It's a question Y Combinator's Kyle Corbitt has heard over and over again: How do I find a co-founder? As leader of YC's Startup School, its free entrepreneurship curriculum, Corbitt found many aspiring founders wanted to work on a problem, but faced a roadblock when it came to finding a partner who they could build a company with.
That's why YC is unveiling a new way to help co-founders find each other. Its new co-founder matching service will allow founders to fill out profiles about what their interests are and what attributes they're looking for in a co-founder.
"We realized this is a problem a lot of founders face, particularly internationally," Corbitt said. "I think it's less of a problem if you've gone to Stanford or live in San Francisco where there's a stronger established network that makes it easier to find people, but our community is all over the world. We have startup founders in 190 countries."
There is also proof in the data that having a co-founder is important: Of YC's top 100 companies, only four went through the famed accelerator without a co-founder. (Those would be Ryan Petersen's Flexport, Blake Scholl's Boom, Aaron King's Snapdocs and Ryan Chan's UpKeep.)

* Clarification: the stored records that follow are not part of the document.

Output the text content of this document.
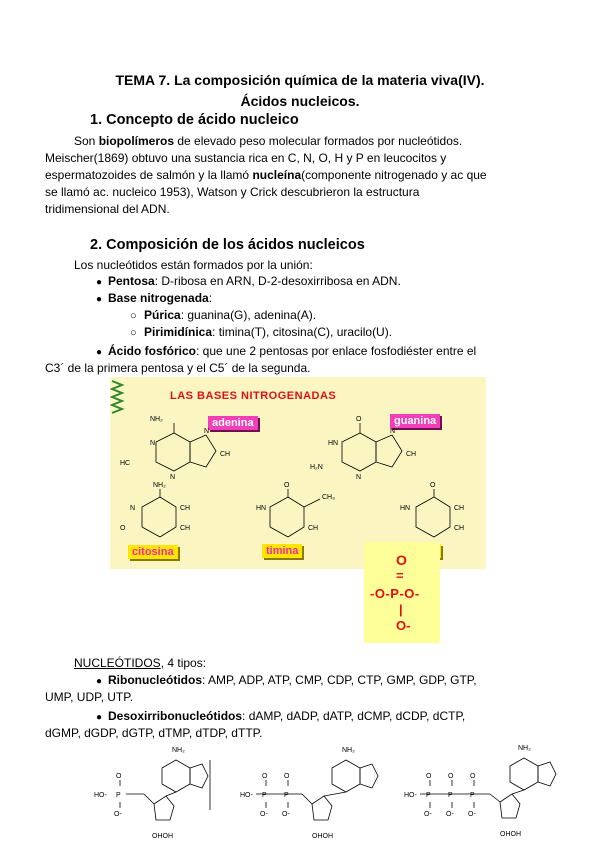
TEMA 7. La composición química de la materia viva(IV).
Ácidos nucleicos.
1. Concepto de ácido nucleico
Son biopolímeros de elevado peso molecular formados por nucleótidos.
Meischer(1869) obtuvo una sustancia rica en C, N, O, H y P en leucocitos y
espermatozoides de salmón y la llamó nucleína(componente nitrogenado y ac que
se llamó ac. nucleico 1953), Watson y Crick descubrieron la estructura
tridimensional del ADN.
2. Composición de los ácidos nucleicos
Los nucleótidos están formados por la unión:
● Pentosa: D-ribosa en ARN, D-2-desoxirribosa en ADN.
● Base nitrogenada:
○ Púrica: guanina(G), adenina(A).
○ Pirimidínica: timina(T), citosina(C), uracilo(U).
● Ácido fosfórico: que une 2 pentosas por enlace fosfodiéster entre el
C3´ de la primera pentosa y el C5´ de la segunda.
LAS BASES NITROGENADAS
adenina	guanina
citosina	timina
NH₂
N
HC
N
CH
N
O
HN
H₂N
N
CH
N
NH₂
N	CH
CH
O
O
HN
CH₃
CH
O
HN	CH
CH
O
=
-O-P-O-
|
O-
NUCLEÓTIDOS, 4 tipos:
● Ribonucleótidos: AMP, ADP, ATP, CMP, CDP, CTP, GMP, GDP, GTP,
UMP, UDP, UTP.
● Desoxirribonucleótidos: dAMP, dADP, dATP, dCMP, dCDP, dCTP,
dGMP, dGDP, dGTP, dTMP, dTDP, dTTP.
NH₂
HO- P
O
O-
OHOH
NH₂
HO- P P
O O
O- O-
OHOH
NH₂
HO- P P P
O O O
O- O- O-
OHOH
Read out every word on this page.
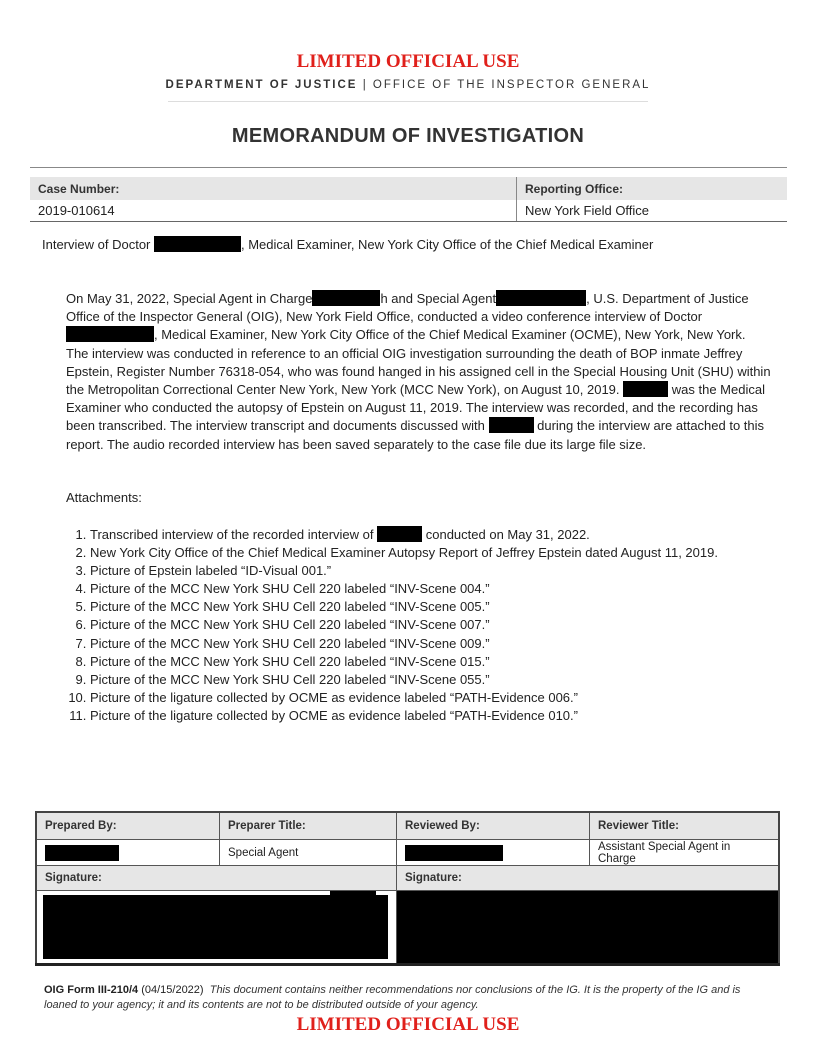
LIMITED OFFICIAL USE
DEPARTMENT OF JUSTICE | OFFICE OF THE INSPECTOR GENERAL
MEMORANDUM OF INVESTIGATION
Case Number:	Reporting Office:
2019-010614	New York Field Office
Interview of Doctor	, Medical Examiner, New York City Office of the Chief Medical Examiner
On May 31, 2022, Special Agent in Charge	h and Special Agent	, U.S. Department of Justice Office of the Inspector General (OIG), New York Field Office, conducted a video conference interview of Doctor , Medical Examiner, New York City Office of the Chief Medical Examiner (OCME), New York, New York. The interview was conducted in reference to an official OIG investigation surrounding the death of BOP inmate Jeffrey Epstein, Register Number 76318-054, who was found hanged in his assigned cell in the Special Housing Unit (SHU) within the Metropolitan Correctional Center New York, New York (MCC New York), on August 10, 2019.	was the Medical Examiner who conducted the autopsy of Epstein on August 11, 2019. The interview was recorded, and the recording has been transcribed. The interview transcript and documents discussed with	during the interview are attached to this report. The audio recorded interview has been saved separately to the case file due its large file size.
Attachments:
1. Transcribed interview of the recorded interview of	conducted on May 31, 2022.
2. New York City Office of the Chief Medical Examiner Autopsy Report of Jeffrey Epstein dated August 11, 2019.
3. Picture of Epstein labeled “ID-Visual 001.”
4. Picture of the MCC New York SHU Cell 220 labeled “INV-Scene 004.”
5. Picture of the MCC New York SHU Cell 220 labeled “INV-Scene 005.”
6. Picture of the MCC New York SHU Cell 220 labeled “INV-Scene 007.”
7. Picture of the MCC New York SHU Cell 220 labeled “INV-Scene 009.”
8. Picture of the MCC New York SHU Cell 220 labeled “INV-Scene 015.”
9. Picture of the MCC New York SHU Cell 220 labeled “INV-Scene 055.”
10. Picture of the ligature collected by OCME as evidence labeled “PATH-Evidence 006.”
11. Picture of the ligature collected by OCME as evidence labeled “PATH-Evidence 010.”
Prepared By:	Preparer Title:	Reviewed By:	Reviewer Title:
	Special Agent		Assistant Special Agent in Charge
Signature:		Signature:	

OIG Form III-210/4 (04/15/2022) This document contains neither recommendations nor conclusions of the IG. It is the property of the IG and is loaned to your agency; it and its contents are not to be distributed outside of your agency.
LIMITED OFFICIAL USE
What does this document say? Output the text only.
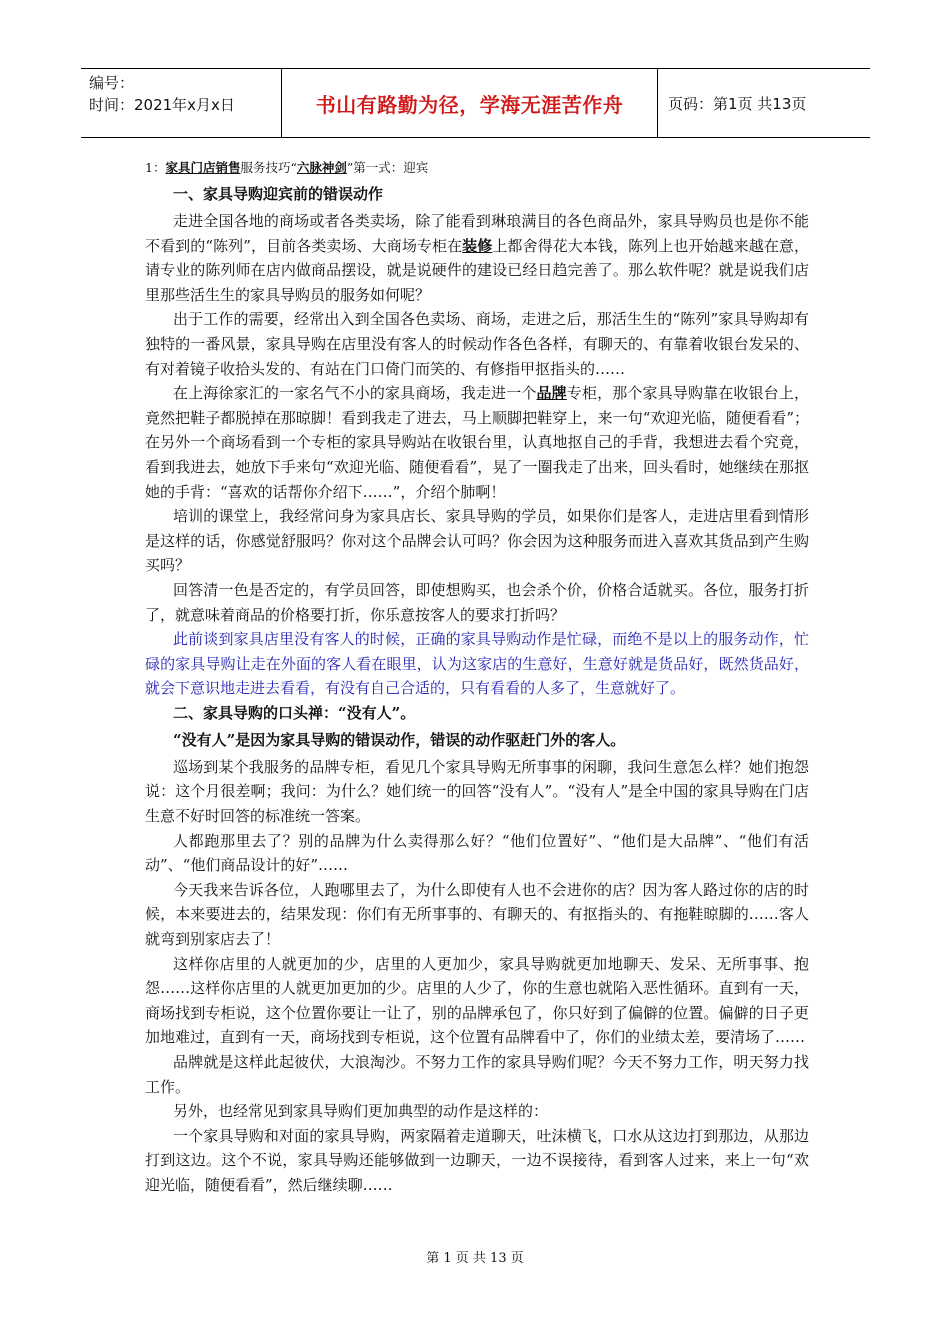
编号：
时间：2021年x月x日	书山有路勤为径，学海无涯苦作舟	页码：第1页 共13页
1：家具门店销售服务技巧“六脉神剑”第一式：迎宾
一、家具导购迎宾前的错误动作

走进全国各地的商场或者各类卖场，除了能看到琳琅满目的各色商品外，家具导购员也是你不能不看到的“陈列”，目前各类卖场、大商场专柜在装修上都舍得花大本钱，陈列上也开始越来越在意，请专业的陈列师在店内做商品摆设，就是说硬件的建设已经日趋完善了。那么软件呢？就是说我们店里那些活生生的家具导购员的服务如何呢？

出于工作的需要，经常出入到全国各色卖场、商场，走进之后，那活生生的“陈列”家具导购却有独特的一番风景，家具导购在店里没有客人的时候动作各色各样，有聊天的、有靠着收银台发呆的、有对着镜子收拾头发的、有站在门口倚门而笑的、有修指甲抠指头的……

在上海徐家汇的一家名气不小的家具商场，我走进一个品牌专柜，那个家具导购靠在收银台上，竟然把鞋子都脱掉在那晾脚！看到我走了进去，马上顺脚把鞋穿上，来一句“欢迎光临，随便看看”；在另外一个商场看到一个专柜的家具导购站在收银台里，认真地抠自己的手背，我想进去看个究竟，看到我进去，她放下手来句“欢迎光临、随便看看”，晃了一圈我走了出来，回头看时，她继续在那抠她的手背：“喜欢的话帮你介绍下……”，介绍个肺啊！

培训的课堂上，我经常问身为家具店长、家具导购的学员，如果你们是客人，走进店里看到情形是这样的话，你感觉舒服吗？你对这个品牌会认可吗？你会因为这种服务而进入喜欢其货品到产生购买吗？

回答清一色是否定的，有学员回答，即使想购买，也会杀个价，价格合适就买。各位，服务打折了，就意味着商品的价格要打折，你乐意按客人的要求打折吗？

此前谈到家具店里没有客人的时候，正确的家具导购动作是忙碌，而绝不是以上的服务动作，忙碌的家具导购让走在外面的客人看在眼里，认为这家店的生意好，生意好就是货品好，既然货品好，就会下意识地走进去看看，有没有自己合适的，只有看看的人多了，生意就好了。

二、家具导购的口头禅：“没有人”。
“没有人”是因为家具导购的错误动作，错误的动作驱赶门外的客人。

巡场到某个我服务的品牌专柜，看见几个家具导购无所事事的闲聊，我问生意怎么样？她们抱怨说：这个月很差啊；我问：为什么？她们统一的回答“没有人”。“没有人”是全中国的家具导购在门店生意不好时回答的标准统一答案。

人都跑那里去了？别的品牌为什么卖得那么好？“他们位置好”、“他们是大品牌”、“他们有活动”、“他们商品设计的好”……

今天我来告诉各位，人跑哪里去了，为什么即使有人也不会进你的店？因为客人路过你的店的时候，本来要进去的，结果发现：你们有无所事事的、有聊天的、有抠指头的、有拖鞋晾脚的……客人就弯到别家店去了！

这样你店里的人就更加的少，店里的人更加少，家具导购就更加地聊天、发呆、无所事事、抱怨……这样你店里的人就更加更加的少。店里的人少了，你的生意也就陷入恶性循环。直到有一天，商场找到专柜说，这个位置你要让一让了，别的品牌承包了，你只好到了偏僻的位置。偏僻的日子更加地难过，直到有一天，商场找到专柜说，这个位置有品牌看中了，你们的业绩太差，要清场了……

品牌就是这样此起彼伏，大浪淘沙。不努力工作的家具导购们呢？今天不努力工作，明天努力找工作。

另外，也经常见到家具导购们更加典型的动作是这样的：

一个家具导购和对面的家具导购，两家隔着走道聊天，吐沫横飞，口水从这边打到那边，从那边打到这边。这个不说，家具导购还能够做到一边聊天，一边不误接待，看到客人过来，来上一句“欢迎光临，随便看看”，然后继续聊……

第 1 页 共 13 页
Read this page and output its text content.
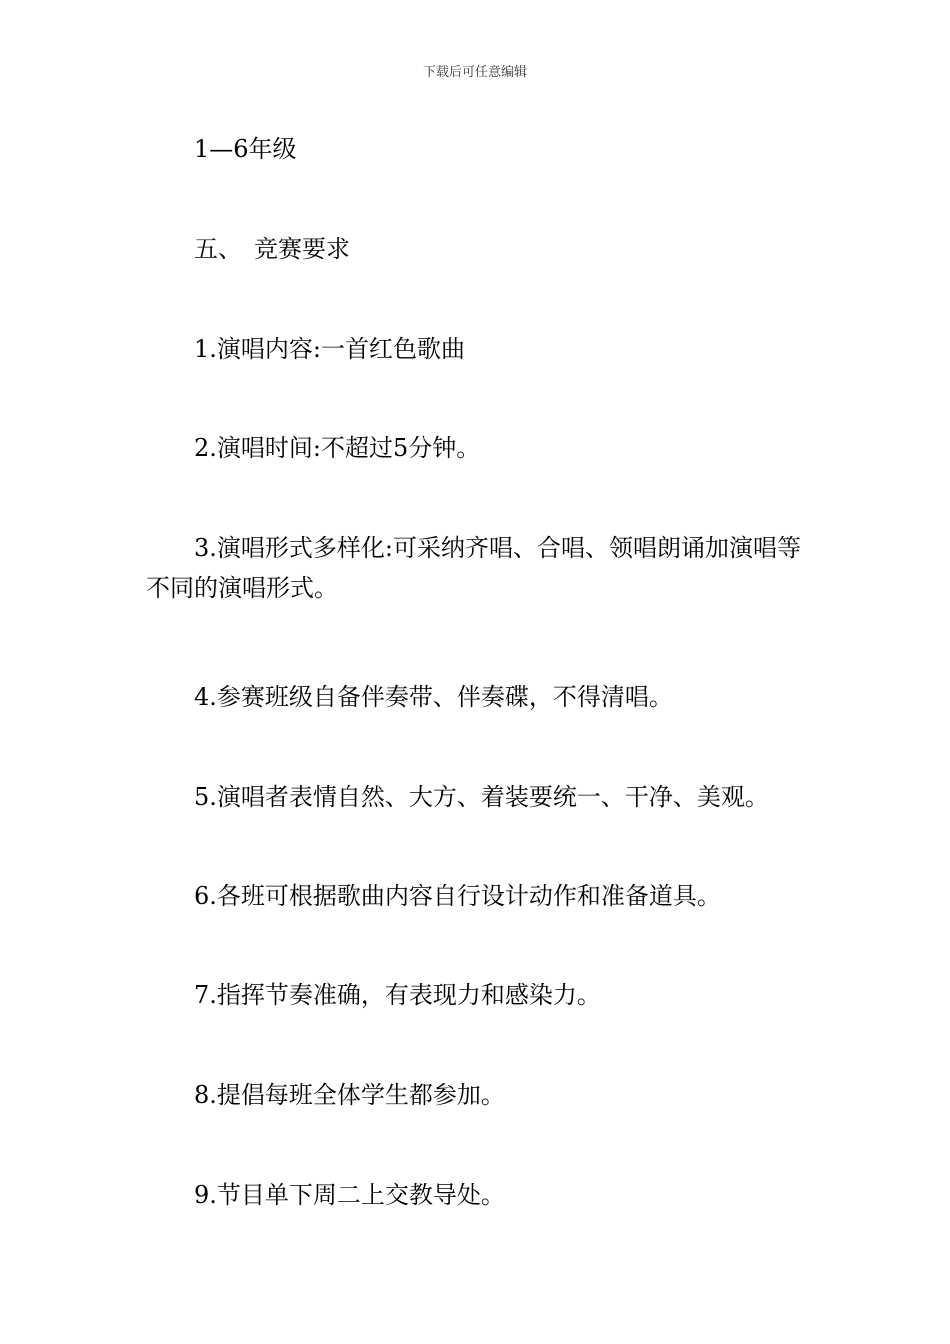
下载后可任意编辑
1—6年级
五、　竞赛要求
1.演唱内容:一首红色歌曲
2.演唱时间:不超过5分钟。
3.演唱形式多样化:可采纳齐唱、合唱、领唱朗诵加演唱等不同的演唱形式。
4.参赛班级自备伴奏带、伴奏碟，不得清唱。
5.演唱者表情自然、大方、着装要统一、干净、美观。
6.各班可根据歌曲内容自行设计动作和准备道具。
7.指挥节奏准确，有表现力和感染力。
8.提倡每班全体学生都参加。
9.节目单下周二上交教导处。
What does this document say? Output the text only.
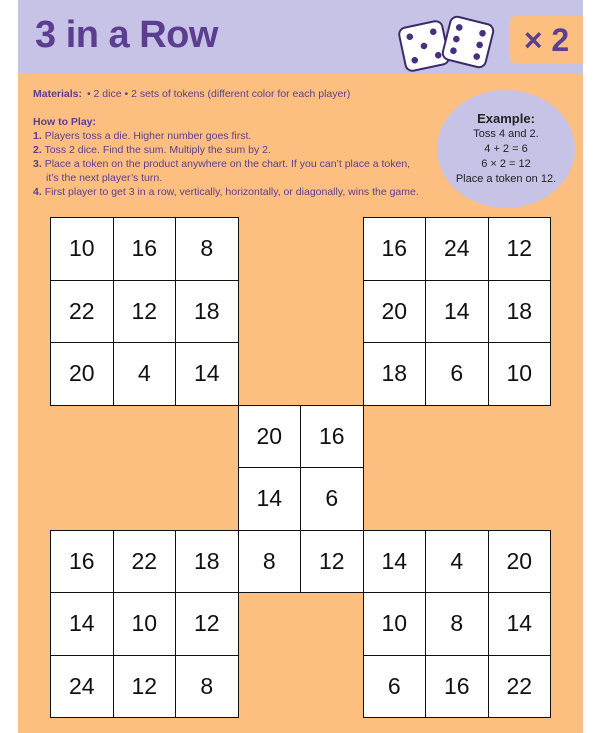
3 in a Row	× 2
Materials: • 2 dice • 2 sets of tokens (different color for each player)
How to Play:
1. Players toss a die. Higher number goes first.
2. Toss 2 dice. Find the sum. Multiply the sum by 2.
3. Place a token on the product anywhere on the chart. If you can’t place a token,
it’s the next player’s turn.
4. First player to get 3 in a row, vertically, horizontally, or diagonally, wins the game.
Example:
Toss 4 and 2.
4 + 2 = 6
6 × 2 = 12
Place a token on 12.
10	16	8	16	24	12
22	12	18	20	14	18
20	4	14	18	6	10
20	16
14	6
16	22	18	8	12	14	4	20
14	10	12	10	8	14
24	12	8	6	16	22
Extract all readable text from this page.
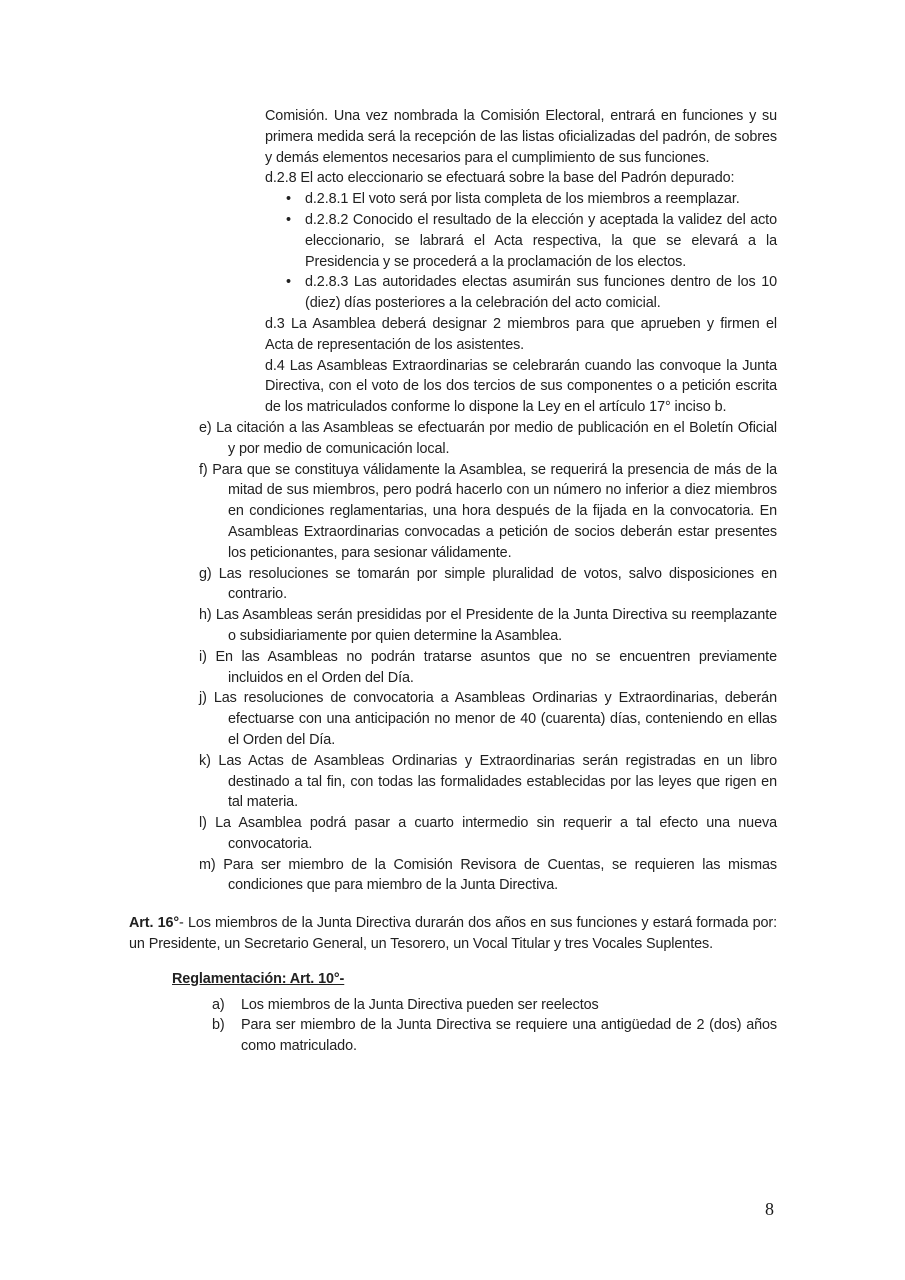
Comisión. Una vez nombrada la Comisión Electoral, entrará en funciones y su primera medida será la recepción de las listas oficializadas del padrón, de sobres y demás elementos necesarios para el cumplimiento de sus funciones.

d.2.8 El acto eleccionario se efectuará sobre la base del Padrón depurado:

• d.2.8.1 El voto será por lista completa de los miembros a reemplazar.
• d.2.8.2 Conocido el resultado de la elección y aceptada la validez del acto eleccionario, se labrará el Acta respectiva, la que se elevará a la Presidencia y se procederá a la proclamación de los electos.
• d.2.8.3 Las autoridades electas asumirán sus funciones dentro de los 10 (diez) días posteriores a la celebración del acto comicial.

d.3 La Asamblea deberá designar 2 miembros para que aprueben y firmen el Acta de representación de los asistentes.

d.4 Las Asambleas Extraordinarias se celebrarán cuando las convoque la Junta Directiva, con el voto de los dos tercios de sus componentes o a petición escrita de los matriculados conforme lo dispone la Ley en el artículo 17° inciso b.

e) La citación a las Asambleas se efectuarán por medio de publicación en el Boletín Oficial y por medio de comunicación local.

f) Para que se constituya válidamente la Asamblea, se requerirá la presencia de más de la mitad de sus miembros, pero podrá hacerlo con un número no inferior a diez miembros en condiciones reglamentarias, una hora después de la fijada en la convocatoria. En Asambleas Extraordinarias convocadas a petición de socios deberán estar presentes los peticionantes, para sesionar válidamente.

g) Las resoluciones se tomarán por simple pluralidad de votos, salvo disposiciones en contrario.

h) Las Asambleas serán presididas por el Presidente de la Junta Directiva su reemplazante o subsidiariamente por quien determine la Asamblea.

i) En las Asambleas no podrán tratarse asuntos que no se encuentren previamente incluidos en el Orden del Día.

j) Las resoluciones de convocatoria a Asambleas Ordinarias y Extraordinarias, deberán efectuarse con una anticipación no menor de 40 (cuarenta) días, conteniendo en ellas el Orden del Día.

k) Las Actas de Asambleas Ordinarias y Extraordinarias serán registradas en un libro destinado a tal fin, con todas las formalidades establecidas por las leyes que rigen en tal materia.

l) La Asamblea podrá pasar a cuarto intermedio sin requerir a tal efecto una nueva convocatoria.

m) Para ser miembro de la Comisión Revisora de Cuentas, se requieren las mismas condiciones que para miembro de la Junta Directiva.

Art. 16°- Los miembros de la Junta Directiva durarán dos años en sus funciones y estará formada por: un Presidente, un Secretario General, un Tesorero, un Vocal Titular y tres Vocales Suplentes.

Reglamentación: Art. 10°-

a) Los miembros de la Junta Directiva pueden ser reelectos
b) Para ser miembro de la Junta Directiva se requiere una antigüedad de 2 (dos) años como matriculado.
8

A common match is non-technical founders looking for technical founders, said Catheryn Li, an engineer at YC who built the service. Founders also often narrow it down by geography, from "entirely remote" or "same time zone" to looking for people within a country or within 30 miles of their town. After founders match, YC sends them a survey and encourages them to work on a project together. It's even templated an agreement to help dodge co-founder disputes.
Already 4,500 people have used it, and over 9,000 matches have been made from people testing it within the Startup School community. Li said the median number of profiles someone goes through is around a hundred. On Tuesday, anyone will be able to sign up to be added.
Co-founder profiles on Y Combinator's matching service let people select their location preferences, job responsibilities and whether or not they're set on an idea.Image: YC
If it feels a bit like founder dating, well, it's not far off. There are companies, including one actually named FounderDating, that have tried doing this before. CoFoundersLab, which bought FounderDating, claims to have over 400,000 members. Founder2be had over 100,000 founders before it shut down in December. It now recommends people to try Stealth, another startup community for founders to find each other.
"It's also worth noting that any company who tries to monetize this will be clearly not super aligned with the objective, whereas, because our school's main mission is to make entrepreneurship free and accessible to everyone, it makes sense that we can make resources to really care about whether the companies are being made or successful," Li said. "We're not trying to monetize and make money off active users, or we're not selling ads. We don't want you to stay on the platform, even. We want you to actually find the right co-founder and go do something else."
Other venture firms simply advertise job postings. Greylock, for example, is currently hiring a technical co-founder for an ecommerce-related position and a data scientist to be co-founder of an enterprise B2B company.
YC, though, is going for scale with the hopes that some of the co-founder pairs end up applying to its accelerator batches. It started by testing the service within its own Startup School community and has already seen co-founders like an NFL player sign up, Corbitt said. The question now will be what happens when it's open to everyone. So far, YC plans to manually vet applications to make sure it's really entrepreneurs looking for co-founders.
"For any product like this, where the community is really important, we have to make sure to build trust in the community," Li said. "So we don't want to let on anyone who's soliciting leads for sales or a consultancy or even trying to hire. We really want to make sure that everyone you meet here is really looking for a co-founder."
That part, at least, is working. There are two companies going through its current accelerator batch that met through the co-founder matching platform, and it remains in YC's interest to create more. Around 10% of each batch is solo founders, "but when we look at the companies that do well in the long term," Li pointed out, you can count on one hand the number of solo-founder startups that top the list of YC's best companies. Today, the average number of people on a founding team going through YC is 2.3.
"Intuitively, it makes sense that starting a company is just so hard," Li said, "and you'll run into so many problems, that having someone with you, someone who may have complementary skills, someone who can be there with you for the ups and downs of your company is just extremely, extremely valuable."